Dal 1 aprile autonomi e partite Iva possono fare domanda per l'indennità da 600 euro per il Coronavirus. Ma il sito non funziona, e le vecchie informazioni sono misteriosamente scomparse

Se ci fosse voglia di scherzare, verrebbe da dire che è un bel pesce d’aprile. E invece, purtroppo, non è per nulla uno scherzo. Partono oggi 1 aprile le domande tramite il sito Inps degli ormai famosissimi bonus 600 euro per lavoratori autonomi e partite Iva. Ma è già caos.

Il sito è in tilt. QuiFinanza ha fatto una prova tentando di accedervi dalle 7 di mercoledì 1 aprile ma niente, almeno fino alle 9.30 non si è nemmeno aperto. Figuriamoci provare a inoltrare la domanda per i bonus. Ma non è tutto qui. Oltre al lato operativo, anche a livello di comunicazione non è andata benissimo.

sito inps bonus 600 euro

Il pasticcio della comunicazione

In un primo momento l’Inps aveva comunicato che dall’1 aprile le domande per l’indennità da 600 euro sarebbero state valutate in ordine cronologico: tradotto, chi arriva prima prende il bonus, gli altri dovranno aspettare. Poi, in un secondo momento, ha negato il click day e cancellato l’informativa online.

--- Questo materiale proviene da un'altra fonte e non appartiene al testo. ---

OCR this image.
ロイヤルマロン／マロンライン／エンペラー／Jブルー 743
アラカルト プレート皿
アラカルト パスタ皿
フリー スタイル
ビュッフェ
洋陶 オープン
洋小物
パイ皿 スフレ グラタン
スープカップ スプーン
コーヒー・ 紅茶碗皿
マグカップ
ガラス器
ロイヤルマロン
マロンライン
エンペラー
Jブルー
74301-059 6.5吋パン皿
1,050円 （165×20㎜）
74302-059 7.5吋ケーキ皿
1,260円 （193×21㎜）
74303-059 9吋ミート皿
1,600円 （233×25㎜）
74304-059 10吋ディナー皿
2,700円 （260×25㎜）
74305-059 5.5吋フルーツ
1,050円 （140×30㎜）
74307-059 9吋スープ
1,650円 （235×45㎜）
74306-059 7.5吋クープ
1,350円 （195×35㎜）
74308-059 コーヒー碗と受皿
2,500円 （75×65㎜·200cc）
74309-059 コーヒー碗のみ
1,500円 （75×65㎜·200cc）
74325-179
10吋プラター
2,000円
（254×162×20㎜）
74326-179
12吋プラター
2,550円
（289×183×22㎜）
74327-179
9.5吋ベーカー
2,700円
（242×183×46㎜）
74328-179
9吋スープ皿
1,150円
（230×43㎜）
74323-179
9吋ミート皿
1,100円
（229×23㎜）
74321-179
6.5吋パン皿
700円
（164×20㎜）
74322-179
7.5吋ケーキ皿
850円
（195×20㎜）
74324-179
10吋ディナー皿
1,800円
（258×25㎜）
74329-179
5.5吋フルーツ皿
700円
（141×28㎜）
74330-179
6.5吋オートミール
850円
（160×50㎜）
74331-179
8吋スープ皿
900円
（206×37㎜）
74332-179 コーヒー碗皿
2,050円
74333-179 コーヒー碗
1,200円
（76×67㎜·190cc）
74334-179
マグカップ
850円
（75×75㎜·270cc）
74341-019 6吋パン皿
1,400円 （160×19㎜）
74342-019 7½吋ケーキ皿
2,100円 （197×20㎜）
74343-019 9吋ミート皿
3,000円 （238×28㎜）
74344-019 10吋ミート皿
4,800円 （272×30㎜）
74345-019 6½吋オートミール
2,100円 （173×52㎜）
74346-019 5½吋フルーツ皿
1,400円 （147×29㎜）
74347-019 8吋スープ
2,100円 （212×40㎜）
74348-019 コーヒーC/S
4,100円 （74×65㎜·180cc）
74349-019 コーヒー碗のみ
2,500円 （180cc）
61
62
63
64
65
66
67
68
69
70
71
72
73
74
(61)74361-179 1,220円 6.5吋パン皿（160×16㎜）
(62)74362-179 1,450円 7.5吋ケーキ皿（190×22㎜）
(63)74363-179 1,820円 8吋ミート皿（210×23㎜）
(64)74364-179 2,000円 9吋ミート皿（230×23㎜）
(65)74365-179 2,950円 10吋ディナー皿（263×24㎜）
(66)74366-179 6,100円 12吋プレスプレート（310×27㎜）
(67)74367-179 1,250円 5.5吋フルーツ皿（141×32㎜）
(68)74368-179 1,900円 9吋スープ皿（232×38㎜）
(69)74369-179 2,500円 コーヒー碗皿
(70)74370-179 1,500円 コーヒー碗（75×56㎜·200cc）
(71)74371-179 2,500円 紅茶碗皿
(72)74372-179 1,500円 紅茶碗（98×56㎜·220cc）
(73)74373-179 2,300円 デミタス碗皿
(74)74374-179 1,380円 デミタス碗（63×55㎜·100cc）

“L’Inps riconosce l’indennità in base all’ordine cronologico di presentazione delle domande” si leggeva, tenendo conto dei limiti di spesa complessivi imposti dal decreto Cura Italia (qui lo speciale di QuiFinanza), che di fatto obbligano l’Istituto a stabilire un criterio di distribuzione dei 3 miliardi stanziati, che coprirebbero 5 milioni di lavoratori.

La smentita: niente click day e ordine cronologico

Ma poi arriva la smentita. “Non ci sarà alcun ordine cronologico e le domande potranno essere inviate anche nei giorni successivi all’1 aprile collegandosi al sito e cliccando sul banner dedicato”, assicura il presidente dell’Inps Pasquale Tridico. La confusione regna sovrana. Lo stesso Tridico aveva spiegato nei giorni scorsi che non ci sarebbe stato il click day, a differenza dei primi rumors circolati.

Eppure, fino a poche ore fa, quando ancora il sito Inps era accessibile, campeggiavano persino le istruzioni per ogni categoria di lavoratore, poi misteriosamente scomparse.

Già 300mila domande, per chi ce l’ha fatta

Intanto, l’Inps fa sapere di aver già ricevuto, tra mezzanotte e questa mattina presto, già 300mila domande regolari. “Adesso stiamo ricevendo 100 domande al secondo” ha spiegato il presidente Tridico. “Una cosa mai vista sui sistemi dell’Inps, che stanno reggendo, sebbene gli intasamenti sono inevitabili con questi numeri” (su quanto stia “reggendo” il sito abbiamo già detto). E ribadisce: “Non c’è fretta. Come abbiamo detto più volte le domande possono essere fatte per tutto il periodo della crisi, anche perché il Governo sta varando un nuovo provvedimento sia per rifinanziare le attuali misure sia per altre”.